First, you have to load the networkx graph database into memory by running the following code.

In [1]:
import time

# loading the database
print('loading the database...')
tic = time.time()

index_map, G = load_network(1714823396)

toc = time.time()
print(f'finished in {toc-tic} seconds')

loading the database...
finished in 17.221821308135986 seconds


## Step 2: Compute Pagerank over $G$

Compute the pagerank over $G$ by using the networkx built-in pagerank function that uses the power iteration method.
This vector will be considered as the real Pagerank vector and will be used to compute the errors of the Monte-Carlo algorithm.

In [2]:
# computing the pagerank
print('computing global pagerank...')
tic = time.time()

p_G = nx.pagerank(G, tol=1e-12)

toc = time.time()
print(f'finished in {toc-tic} seconds')

computing global pagerank...
finished in 18.110231637954712 seconds


## Step 3: Approximate Pagerank over $G$ using Monte-Carlo

Compute the pagerank over $G$ using a simple Monte-Carlo implementation and compute the L1 error.
This step is essential because it returns the csr-matrix `walk_visited_count`, that will be used later by the Subrank algorithm.

In [5]:
# number of the random walks per node
R = 10

# fix the order of the nodes
nodelist = list(G.nodes())

tic = time.time()

# perform the random walks and get the monte-carlo pagerank
walk_visited_count, mc_pagerank = get_mc_pagerank(G, R, nodelist)

toc = time.time()
print(f'performed random walks in {toc-tic} seconds')

# computing the L1 error
error_G_mc = sum( abs(p_G[node] - mc_pagerank[node])
                  for node in G.nodes() )

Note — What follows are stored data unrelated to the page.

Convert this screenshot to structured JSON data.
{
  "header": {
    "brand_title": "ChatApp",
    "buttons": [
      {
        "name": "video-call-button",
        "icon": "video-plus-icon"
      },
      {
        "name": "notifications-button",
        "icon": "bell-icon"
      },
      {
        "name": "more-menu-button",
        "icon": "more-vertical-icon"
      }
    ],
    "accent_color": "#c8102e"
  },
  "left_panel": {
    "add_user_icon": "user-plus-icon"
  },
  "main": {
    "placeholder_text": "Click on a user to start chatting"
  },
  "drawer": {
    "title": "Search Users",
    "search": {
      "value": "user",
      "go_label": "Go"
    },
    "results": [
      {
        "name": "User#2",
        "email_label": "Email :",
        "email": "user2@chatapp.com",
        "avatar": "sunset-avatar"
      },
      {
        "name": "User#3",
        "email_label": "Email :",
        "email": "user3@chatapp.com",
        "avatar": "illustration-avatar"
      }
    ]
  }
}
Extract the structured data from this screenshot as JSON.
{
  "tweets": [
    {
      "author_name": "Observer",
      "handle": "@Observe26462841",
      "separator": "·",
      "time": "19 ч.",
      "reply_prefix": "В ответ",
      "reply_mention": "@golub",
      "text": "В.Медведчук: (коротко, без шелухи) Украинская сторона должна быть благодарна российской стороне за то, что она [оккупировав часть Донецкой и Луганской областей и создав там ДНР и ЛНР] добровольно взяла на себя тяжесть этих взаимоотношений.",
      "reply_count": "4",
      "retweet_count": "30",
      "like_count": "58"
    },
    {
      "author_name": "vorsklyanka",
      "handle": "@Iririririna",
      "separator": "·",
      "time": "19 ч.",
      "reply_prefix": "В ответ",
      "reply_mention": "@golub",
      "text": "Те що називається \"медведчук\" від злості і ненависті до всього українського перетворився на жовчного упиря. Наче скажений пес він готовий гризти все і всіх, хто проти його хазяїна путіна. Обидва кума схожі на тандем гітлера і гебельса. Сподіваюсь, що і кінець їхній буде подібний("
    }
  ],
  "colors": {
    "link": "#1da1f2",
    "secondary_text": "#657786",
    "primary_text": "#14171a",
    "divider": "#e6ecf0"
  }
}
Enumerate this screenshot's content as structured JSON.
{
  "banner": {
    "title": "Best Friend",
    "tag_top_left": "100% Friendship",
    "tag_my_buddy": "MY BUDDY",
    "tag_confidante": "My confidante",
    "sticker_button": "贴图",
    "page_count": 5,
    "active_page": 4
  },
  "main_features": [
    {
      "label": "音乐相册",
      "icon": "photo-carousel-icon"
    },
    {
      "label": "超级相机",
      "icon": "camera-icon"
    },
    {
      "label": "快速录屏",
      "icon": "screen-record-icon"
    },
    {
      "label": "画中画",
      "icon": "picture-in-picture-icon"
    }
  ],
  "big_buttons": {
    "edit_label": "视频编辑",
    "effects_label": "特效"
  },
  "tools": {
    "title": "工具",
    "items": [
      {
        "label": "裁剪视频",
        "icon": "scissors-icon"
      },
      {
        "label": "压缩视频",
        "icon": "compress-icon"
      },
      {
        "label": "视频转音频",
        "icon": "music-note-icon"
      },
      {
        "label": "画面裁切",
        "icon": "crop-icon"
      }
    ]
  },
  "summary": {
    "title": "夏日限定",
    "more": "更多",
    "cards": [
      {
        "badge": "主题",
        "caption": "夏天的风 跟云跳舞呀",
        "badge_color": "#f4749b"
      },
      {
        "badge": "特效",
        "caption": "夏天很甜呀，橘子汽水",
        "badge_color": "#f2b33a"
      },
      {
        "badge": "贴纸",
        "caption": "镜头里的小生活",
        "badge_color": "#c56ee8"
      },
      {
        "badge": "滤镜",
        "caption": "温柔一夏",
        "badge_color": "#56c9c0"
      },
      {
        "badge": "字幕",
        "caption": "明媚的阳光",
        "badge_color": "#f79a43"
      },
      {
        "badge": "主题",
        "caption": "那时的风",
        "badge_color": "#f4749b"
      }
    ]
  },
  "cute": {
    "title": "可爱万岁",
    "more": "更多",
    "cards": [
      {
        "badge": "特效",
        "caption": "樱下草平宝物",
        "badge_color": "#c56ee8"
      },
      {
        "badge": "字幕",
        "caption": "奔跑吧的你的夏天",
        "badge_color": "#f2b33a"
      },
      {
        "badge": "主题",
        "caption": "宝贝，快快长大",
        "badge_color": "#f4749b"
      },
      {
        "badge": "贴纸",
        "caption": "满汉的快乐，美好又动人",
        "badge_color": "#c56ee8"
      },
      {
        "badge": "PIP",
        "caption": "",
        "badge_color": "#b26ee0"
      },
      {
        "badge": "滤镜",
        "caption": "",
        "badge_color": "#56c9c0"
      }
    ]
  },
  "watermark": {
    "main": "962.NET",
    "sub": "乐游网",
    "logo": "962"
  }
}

print(f'error pagerank vs mc pagerank in G = {error_G_mc}')

progress = 100%       
Total walks performed:  1951740
performed random walks in 35.56719255447388 seconds
error pagerank vs mc pagerank in G = 0.05047368343396303


## Step 4: Select random subgraph $S$ and compute its Pagerank distribution

Select a random subgraph $S$ consisting of 50k nodes, and compute its Pagerank distribution.

In [6]:
# selecting random subgraph S
S_nodes = set(random.sample(list(G.nodes()), k=50000))
S = G.subgraph(S_nodes).copy()

# computing pagerank over S
print('computing local pagerank...')
tic = time.time()

p_S = nx.pagerank(S, tol=1e-12)

toc = time.time()
print(f'finished in {toc-tic} seconds')

computing local pagerank...
finished in 2.2579879760742188 seconds


## Step 5: Approximate Pagerank over $S$ using Subrank

Run the Subrank algorithm to approximate the Pagerank over $S$ subgraph of $G$. Then compute the L1 error.

In [7]:
# computing subrank
print('computing subrank over S...')
tic = time.time()

subrank = get_subrank(S, G, walk_visited_count, nodelist)

toc = time.time()
print(f'performed random walks in {toc-tic} seconds')

# computing the L1 error
error_S_subrank = sum( abs(p_S[node] - subrank[node])
                      for node in S_nodes )

print(f'error pagerank vs subrank in S = {error_S_subrank}')

computing subrank over S...
walks performed = 162010
performed random walks in 2.6661059856414795 seconds
error pagerank vs subrank in S = 0.05139446533060389


## Step 6: Approximate Pagerank over $S$ using Monte-Carlo naive recomputation

Run the Monte-Carlo Pagerank algorithm on $S$ as a reference for the number of random walks required and the error achieved.

In [8]:
# computing the monte-carlo pagerank 
print('computing naive monte-carlo pagerank over S')
tic = time.time()

_, mc_pagerank_S_naive = get_mc_pagerank(S,R)

toc = time.time()
print(f'finished in {toc-tic} seconds')

# computing the L1 error
error_S_naive = sum( abs(p_S[node] - mc_pagerank_S_naive[node])
                      for node in S.nodes())

print(f'error pagerank vs mc pagerank in S = {error_S_naive}')

computing naive monte-carlo pagerank over S
progress = 100%       
Total walks performed:  500000
finished in 4.987701177597046 seconds
error pagerank vs mc pagerank in S = 0.04875892632550595